An 85-year-old South Carolina-based outdoor equipment company that stocked up on guns in anticipation of Hillary Clinton winning the 2016 US election has gone bankrupt, according to Bloomberg.
United Sporting Companies filed Chapter 11 bankruptcy on Monday after blaming the miscalculation for their financial woes. Speaking in a Delaware courtroom, CEO Bradley P. Johnson explained that the company posted lower-than-expected sales and incurred high costs of carrying inventory after the blunder.
United, which sells an array of outdoor equipment, is seeking protection from creditors while it sorts out more than $270 million of debt secured by liens on its assets, court papers show. The company, whose subsidiaries include Ellett Brothers LLC and Jerry’s Sports Inc., reported Ebitda of $4 million on net sales of $557 million last year -- well below its average of $885.3 million in sales from 2012 to 2016. -Bloomberg
Deep price cuts to reduce their bloated inventory didn't help, according to court documents. The company also lost volume-based discounts and rebates from top vendors as its heavy debt burden put enormous pressure on the company's balance sheet. Perhaps buying bankrupt competitors AcuSport Corp and outdoor gear gian Gander Mountain Co. didn't help either.
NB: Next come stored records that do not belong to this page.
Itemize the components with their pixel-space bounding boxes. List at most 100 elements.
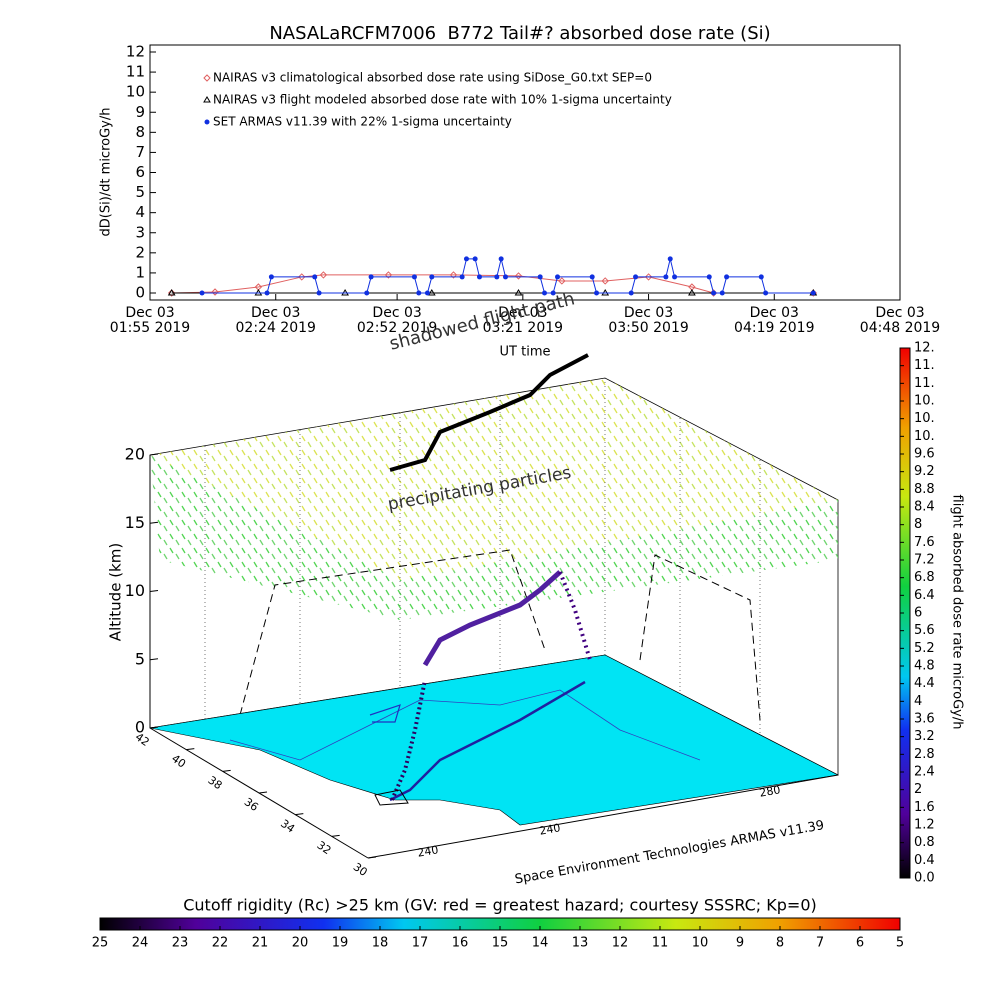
colorbar-tick-label: 13 (572, 936, 589, 951)
x-tick-label: Dec 03 (498, 305, 547, 321)
marker (537, 274, 543, 280)
y-tick-label: 8 (135, 123, 145, 141)
legend-label: NAIRAS v3 climatological absorbed dose r… (213, 71, 652, 85)
colorbar-tick-label: 12 (612, 936, 629, 951)
colorbar-tick-label: 19 (332, 936, 349, 951)
marker (672, 274, 678, 280)
x-tick-label: Dec 03 (125, 305, 174, 321)
marker (463, 256, 469, 262)
x-tick-label: Dec 03 (875, 305, 924, 321)
colorbar-label: Cutoff rigidity (Rc) >25 km (GV: red = g… (183, 896, 817, 915)
y-tick-label: 5 (135, 183, 145, 201)
lon-axis (367, 774, 839, 859)
marker (628, 290, 634, 296)
footer: Space Environment Technologies ARMAS v11… (514, 818, 826, 887)
x-tick-label: 03:50 2019 (608, 320, 688, 336)
colorbar-tick-label: 1.6 (914, 800, 935, 815)
shadow-outline (639, 554, 761, 721)
colorbar-tick-label: 8 (776, 936, 784, 951)
shadow-track (389, 353, 589, 472)
lon-tick-label: 240 (416, 843, 439, 859)
map-surface (149, 654, 839, 826)
colorbar-tick-label: 0.0 (914, 871, 935, 886)
marker (411, 274, 417, 280)
x-tick-label: 01:55 2019 (110, 320, 190, 336)
colorbar-tick-label: 14 (532, 936, 549, 951)
marker (719, 290, 725, 296)
colorbar-tick-label: 11 (652, 936, 669, 951)
colorbar-tick-label: 8 (914, 517, 922, 532)
colorbar-tick-label: 5 (896, 936, 904, 951)
x-tick-label: 03:21 2019 (483, 320, 563, 336)
colorbar-tick-label: 7 (816, 936, 824, 951)
scene-3d (149, 353, 839, 859)
marker (459, 274, 465, 280)
colorbar-tick-label: 2.4 (914, 765, 935, 780)
lat-tick-label: 36 (242, 795, 261, 814)
marker (688, 289, 696, 296)
marker (199, 290, 205, 296)
map-box (374, 789, 409, 806)
lat-tick (186, 748, 195, 751)
colorbar-tick-label: 17 (412, 936, 429, 951)
colorbar-tick-label: 11. (914, 376, 935, 391)
colorbar-tick-label: 4.4 (914, 676, 935, 691)
colorbar-tick-label: 7.6 (914, 535, 935, 550)
x-tick-label: Dec 03 (624, 305, 673, 321)
colorbar-tick-label: 10. (914, 394, 935, 409)
series-line (202, 258, 814, 294)
lat-tick (258, 791, 268, 794)
marker (316, 290, 322, 296)
colorbar-tick-label: 23 (172, 936, 189, 951)
colorbar-tick-label: 9 (736, 936, 744, 951)
x-tick-label: 04:48 2019 (860, 320, 940, 336)
z-tick-label: 10 (125, 581, 145, 600)
lat-tick (149, 726, 159, 729)
y-axis-label: dD(Si)/dt microGy/h (99, 108, 114, 237)
marker (319, 271, 328, 279)
marker (589, 274, 595, 280)
marker (514, 272, 523, 280)
lon-tick-label: 240 (538, 821, 561, 837)
marker (502, 274, 508, 280)
legend-label: NAIRAS v3 flight modeled absorbed dose r… (213, 93, 672, 107)
z-tick (149, 453, 159, 456)
colorbar-tick-label: 25 (92, 936, 109, 951)
marker (688, 283, 696, 291)
colorbar-tick-label: 10. (914, 411, 935, 426)
z-axis-label: Altitude (km) (107, 543, 125, 641)
marker (550, 290, 556, 296)
colorbar-tick-label: 6 (856, 936, 864, 951)
colorbar-tick-label: 0.8 (914, 835, 935, 850)
colorbar-tick-label: 5.2 (914, 641, 935, 656)
map-contour (229, 689, 701, 761)
z-tick-label: 0 (135, 718, 145, 737)
colorbar-tick-label: 20 (292, 936, 309, 951)
lat-tick (331, 834, 340, 837)
x-tick-label: Dec 03 (251, 305, 300, 321)
marker (476, 274, 482, 280)
marker (424, 290, 430, 296)
y-tick-label: 9 (135, 103, 145, 121)
marker (601, 277, 609, 285)
colorbar-tick-label: 24 (132, 936, 149, 951)
colorbar-tick-label: 4.8 (914, 659, 935, 674)
marker (364, 290, 370, 296)
marker (268, 274, 274, 280)
colorbar-tick-label: 0.4 (914, 853, 935, 868)
map-contour (369, 704, 401, 723)
z-tick (149, 521, 159, 524)
marker (810, 290, 816, 296)
marker (427, 289, 436, 296)
shadow-outline (239, 549, 546, 716)
y-tick-label: 1 (135, 263, 145, 281)
climb-track (390, 679, 427, 801)
marker (594, 290, 600, 296)
marker (211, 288, 219, 296)
colorbar-tick-label: 5.6 (914, 623, 935, 638)
marker (264, 290, 270, 296)
colorbar-tick-label: 1.2 (914, 818, 935, 833)
colorbar-tick-label: 21 (252, 936, 269, 951)
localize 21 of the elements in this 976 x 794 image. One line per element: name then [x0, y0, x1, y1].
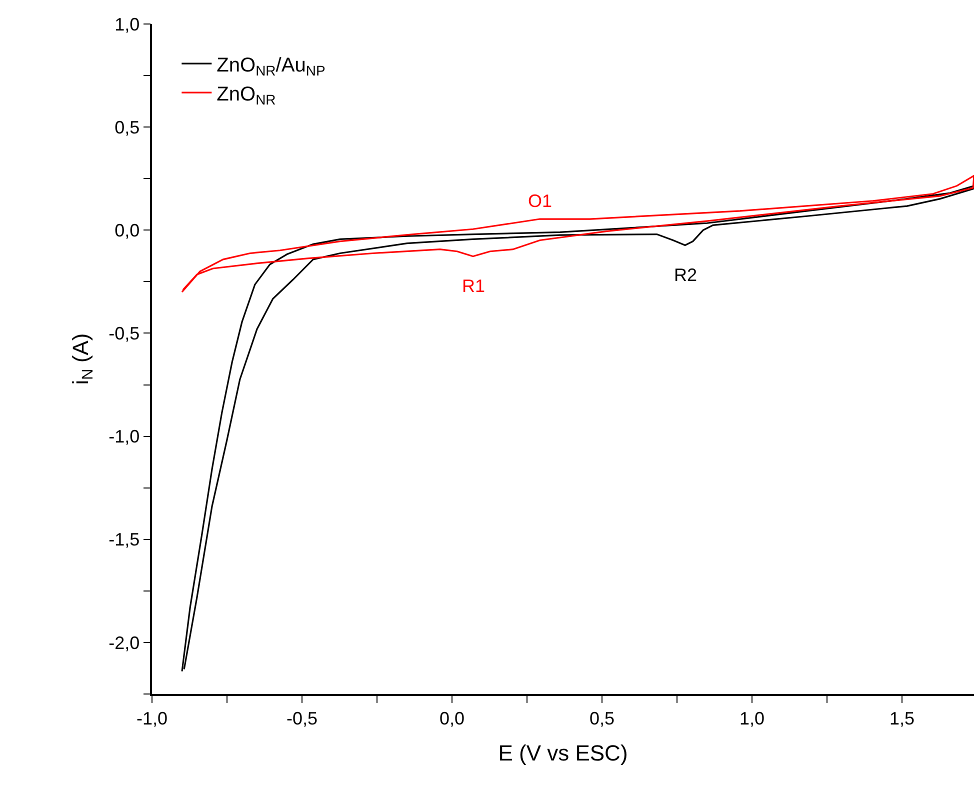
annotation: R1 [462, 276, 486, 296]
x-tick-label: 1,5 [889, 708, 915, 728]
y-tick-label: -1,5 [108, 530, 140, 550]
y-tick-label: 0,0 [114, 220, 140, 240]
x-tick-label: 1,0 [739, 708, 765, 728]
line-series [181, 185, 974, 672]
y-tick-label: -2,0 [108, 632, 140, 653]
legend-label: ZnO$_{NR}$ [216, 83, 276, 108]
x-tick-label: 0,0 [439, 708, 465, 728]
legend-label: ZnO$_{NR}$/Au$_{NP}$ [216, 54, 326, 79]
line-series [181, 174, 974, 293]
annotation: O1 [528, 191, 552, 211]
annotation: R2 [674, 265, 698, 285]
y-tick-label: -1,0 [108, 426, 140, 447]
x-tick-label: 0,5 [589, 708, 615, 728]
x-axis-title: E (V vs ESC) [498, 740, 628, 766]
y-tick-label: 0,5 [114, 117, 140, 138]
y-tick-label: 1,0 [114, 14, 140, 34]
y-tick-label: -0,5 [108, 324, 140, 344]
x-tick-label: -1,0 [136, 708, 168, 728]
x-tick-label: -0,5 [286, 708, 318, 728]
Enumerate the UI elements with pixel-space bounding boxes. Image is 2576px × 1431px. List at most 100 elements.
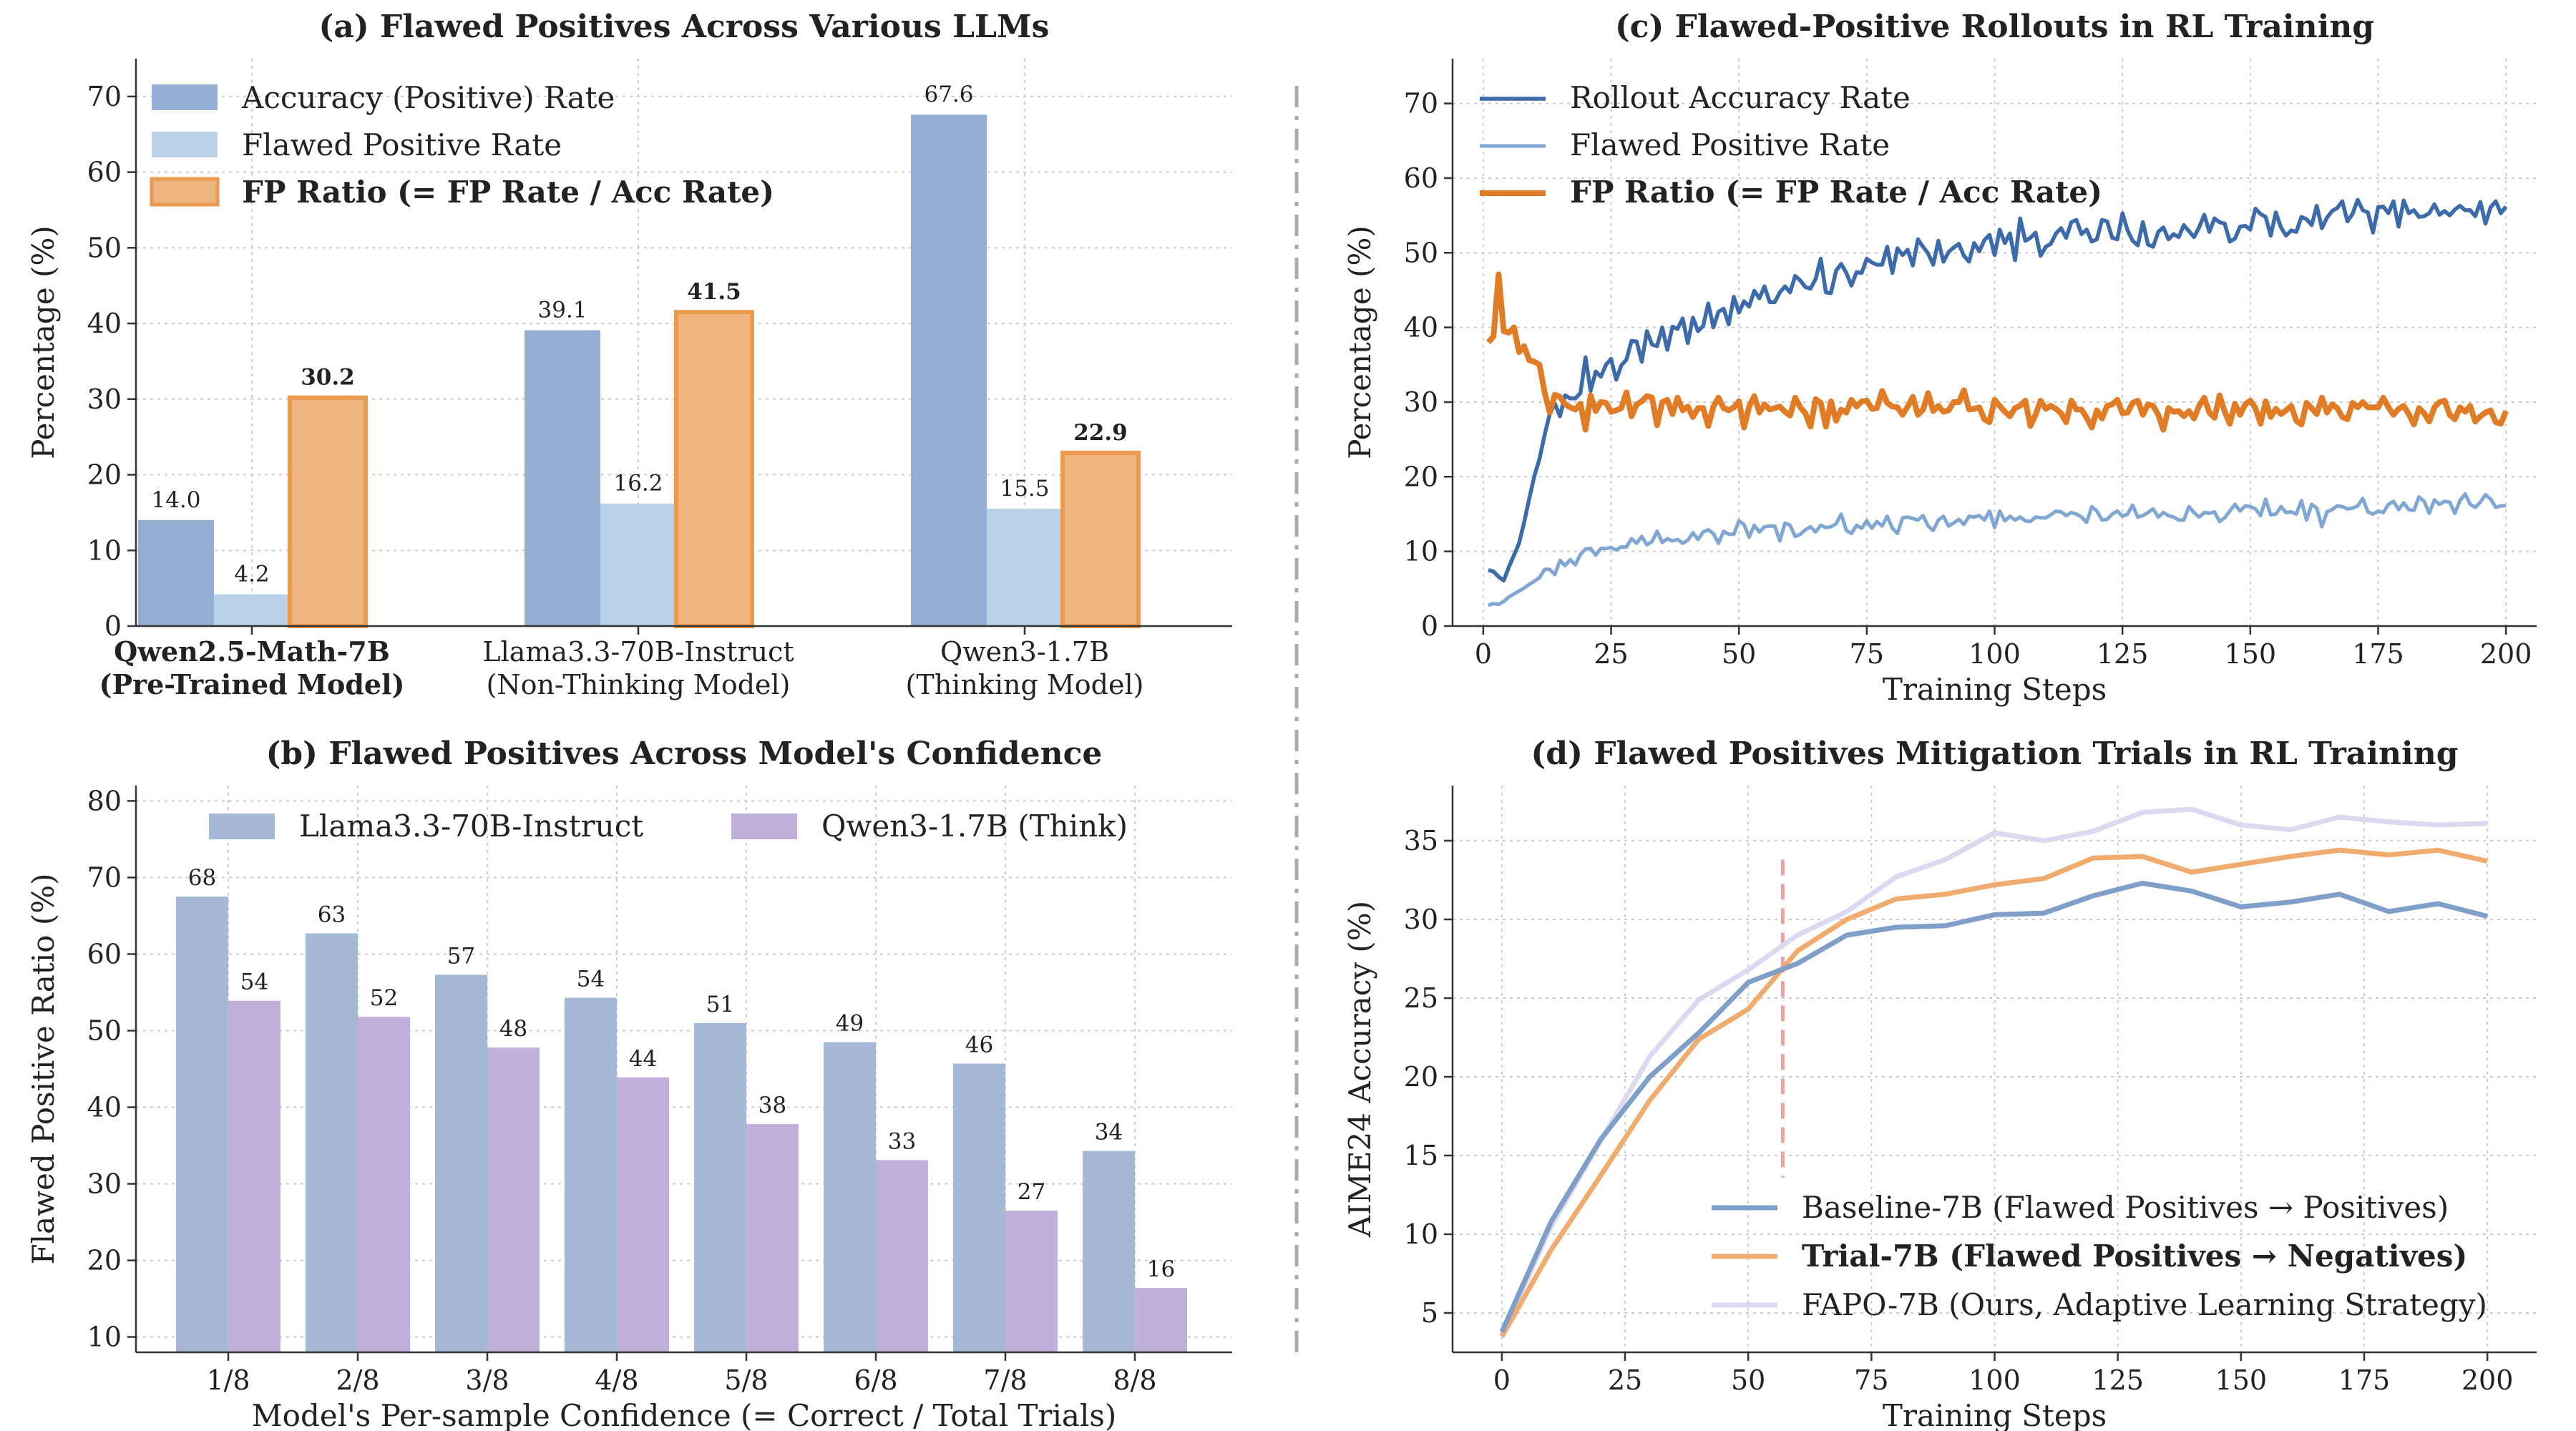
y-tick-label: 50 xyxy=(87,1015,122,1046)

As Bloomberg notes, United is far from the first firearms-linked company to face the firing squad in recent yeras. Last year, Remington Outdoor Co. filed for bankruptcy after sales declined sharply.
Founded in 1933 as Ellett Brothers, the company had about 321 employees when it filed for bankruptcy. Wellspring Capital Management, Prospect Capital Corp. and Summit Partners together own more than 90% of the equity of SportCo Holdings Inc., the parent company of South Carolina-based United. -Bloomberg
Earlier in the year, United desperately scambled to sell itself, hiring Houlihan Lokey in January in the hopes of attracting a buyer, court papers reveal. While multiple parties expressed interest, the offers were too low to consider.